Whenever we print rules-related material in Dungeon, be it a monster, a feat, a spell, a magic item, or whatever, from a non-core (basically a non-SRD) book, we reprint all the rules you need to use it as it pertains to the adventure in which it appears. That's not going to change. It can't change. The magazine has to appeal to the widest base of readers possible, and every new "must have" book we add to the core list reduces that base.
For something like monsters, it's an easy issue since stat blocks are pretty self-contained. We already have to print full stat blocks for classed creatures and advanced creatures, so printing full stat blocks for creatures outside of the Monster Manual isn't a big deal. And in the end, monsters are the most important rules bit that appears in an adventure, so it makes sense to pull monsters from as wide a range of sources as possible.
It gets less easy with feats and magic items, but generally, NPCs have a relatively few amount of these things, so it's usually bearable to reprint one or two here and there as they pop up.
Spells, on the other hand... well, when a monster has spells, it has a LOT of them. And unlike feats (which we can summarize in a 2 sentence sidebar) or magic items (which take more room), spells can't really be easily summarized without taking up an unforgivable footprint in the magazine.

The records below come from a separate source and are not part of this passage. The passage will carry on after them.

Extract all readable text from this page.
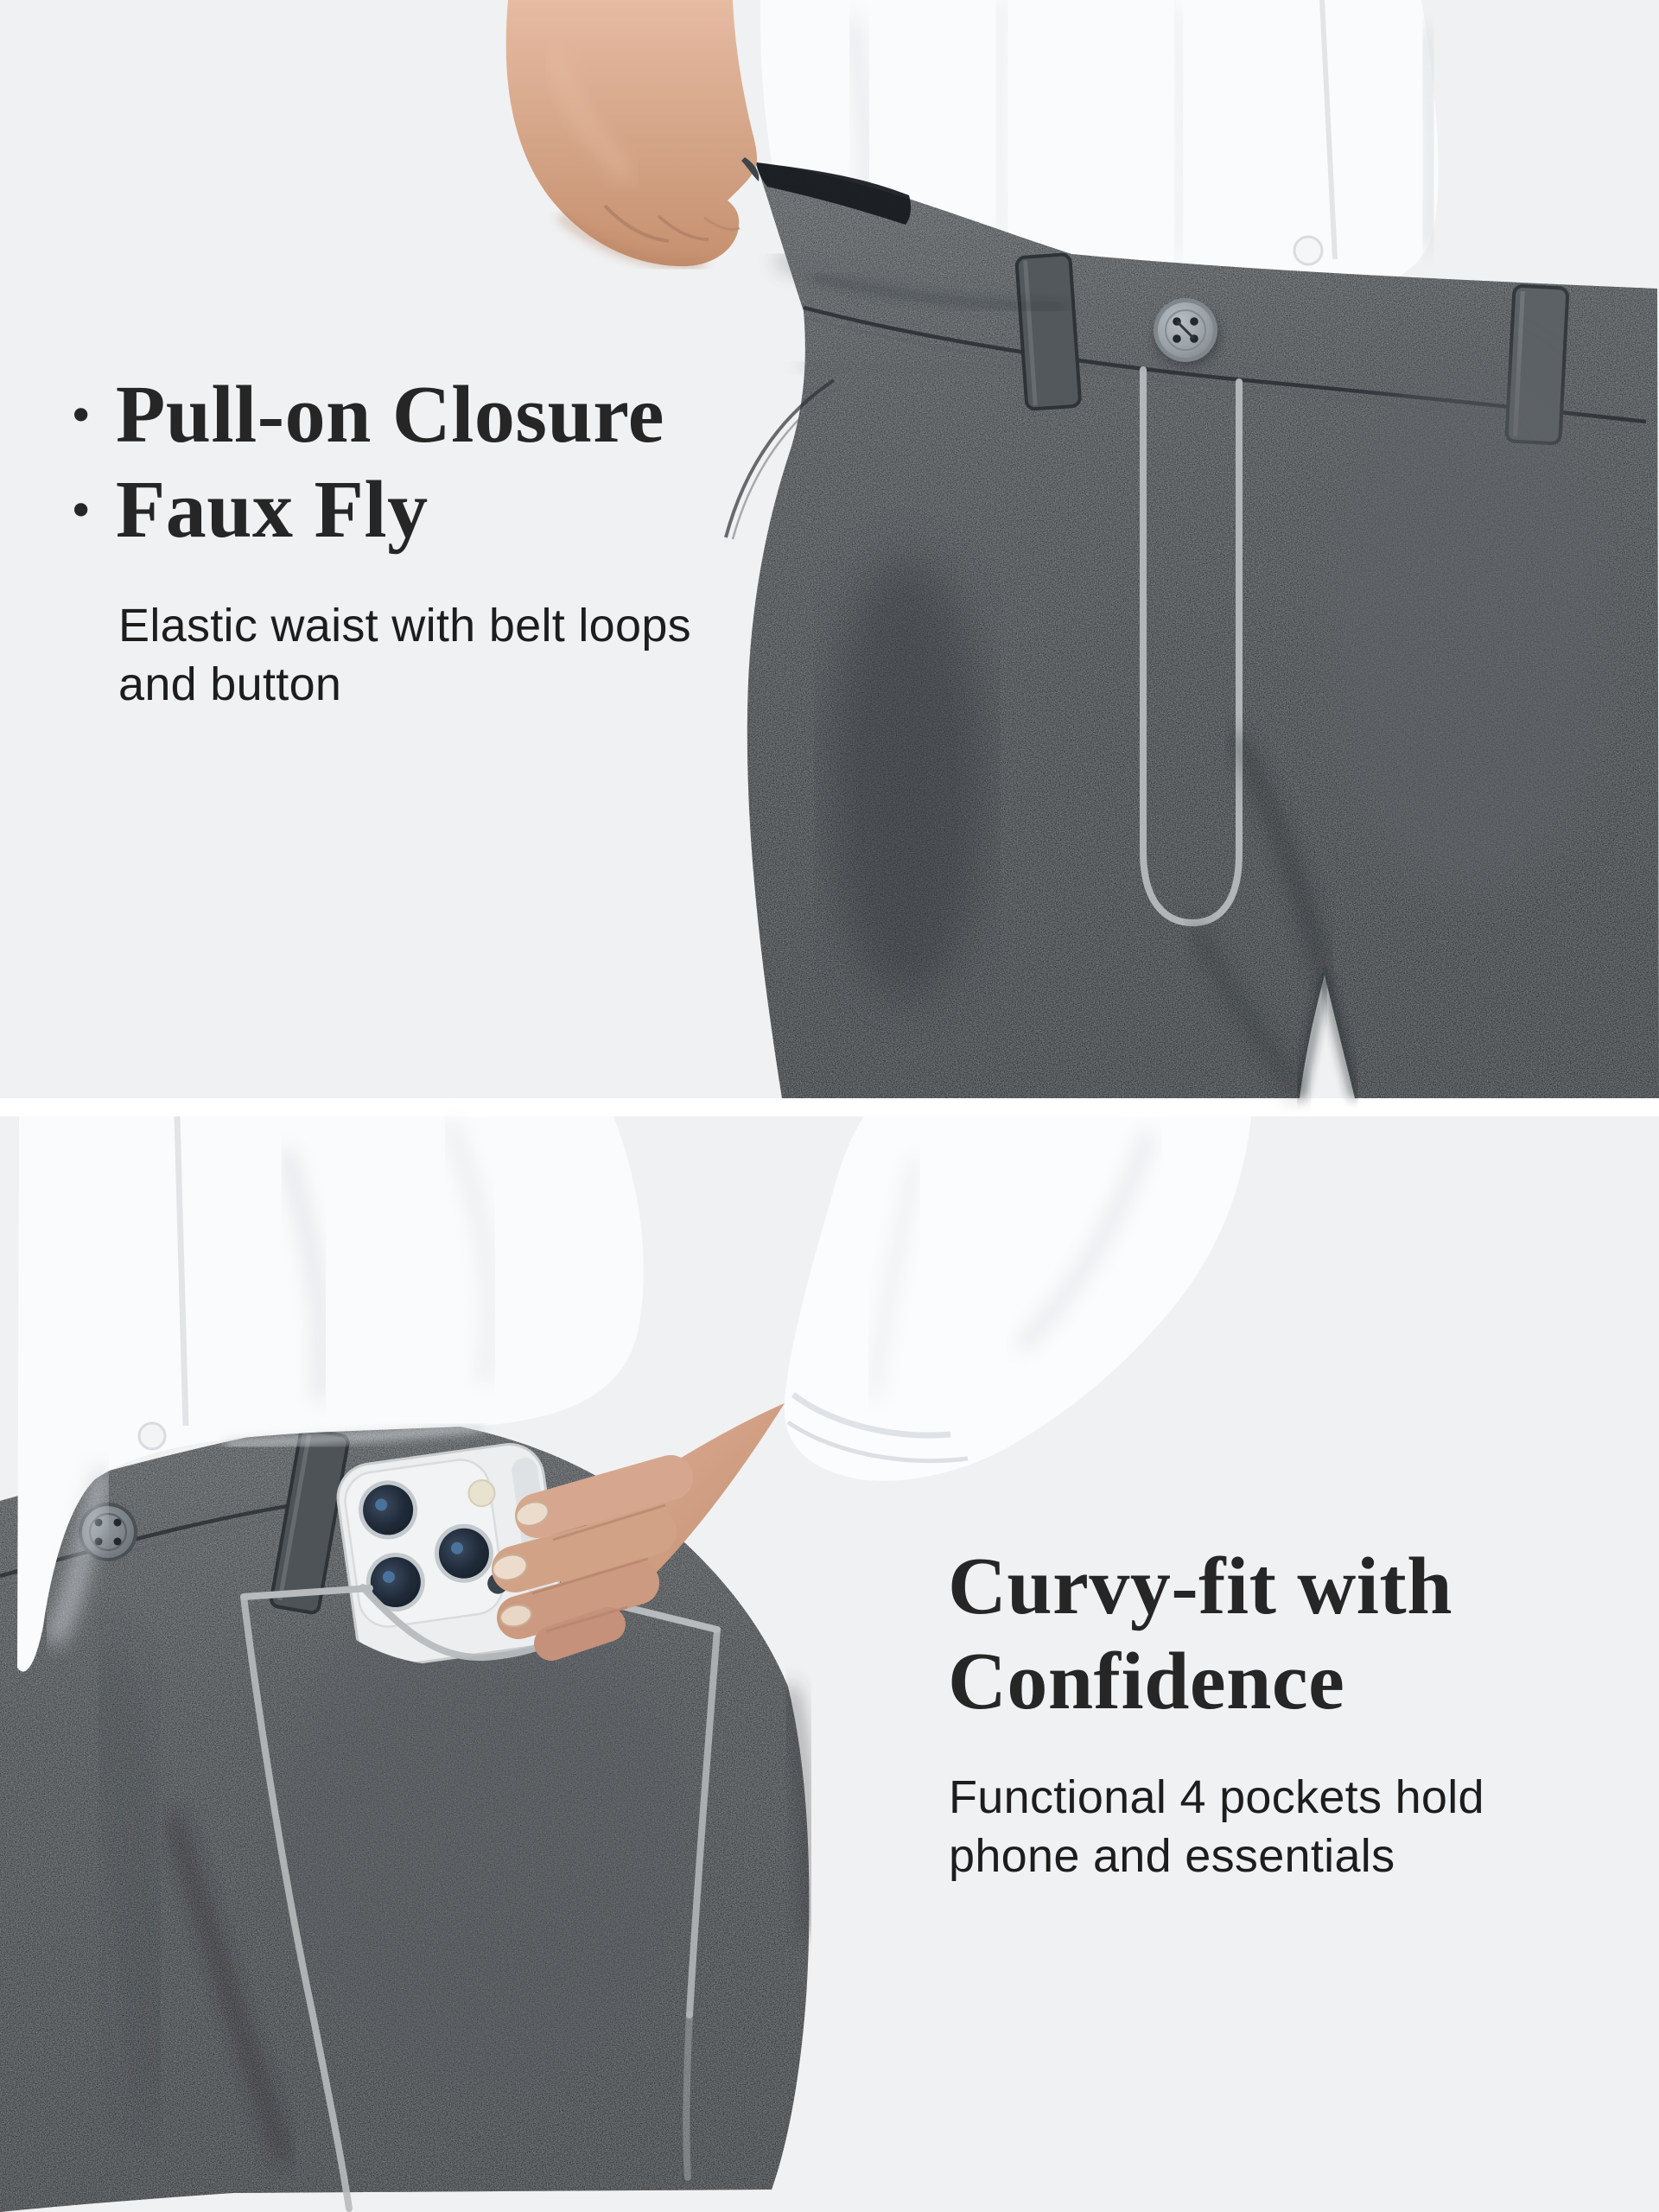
· Pull-on Closure
· Faux Fly
Elastic waist with belt loops
and button
Curvy-fit with
Confidence
Functional 4 pockets hold
phone and essentials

That said, we do include new spells (or pick up spells from non-core books) in the magazine from time to time. It's just not common. For adventures set in the Forgotten Realms or Eberron, we add the appropriate campaign setting hardcover to the "core list" for that adventure, which opens up all the spells in those books for that particular adventure. When we run an adventure that heavily uses a new WotC book as a resource, we do the same ("Hellfire Mountain," if I recall correctly, has a few reprinted spells in it.)
There's a final problem as well, and that's the simple fact that we editors at Paizo honestly aren't familiar with every WotC book. We don't have the time to be. Given the breakneck pace of magazine publication, there's just no way for us to read every book that comes out and then decide which new rules elements could spruce up an adventure. And limiting the adventures, by and large, to the three core books (with occasional stints afield) allows us to do what we do without worrying that some spell in some new book completely undoes the entire plot of an adventure.
Personally, I'd love to make the Spell Compendium, Monster Manual II, Fiend Folio, and the Complete line of books all "core." That'd free up a HUGE amount of room in our adventures to let them be just that: adventures, rather than adventures pocked with patches of reprinted material. But again, we just can't assume that every one of our readers has access to these books. The hobby's expensive enough as it is.
Hope this answers some questions. If there's a point that I forgot or neglected to address, let me know in this thread and I'll reply.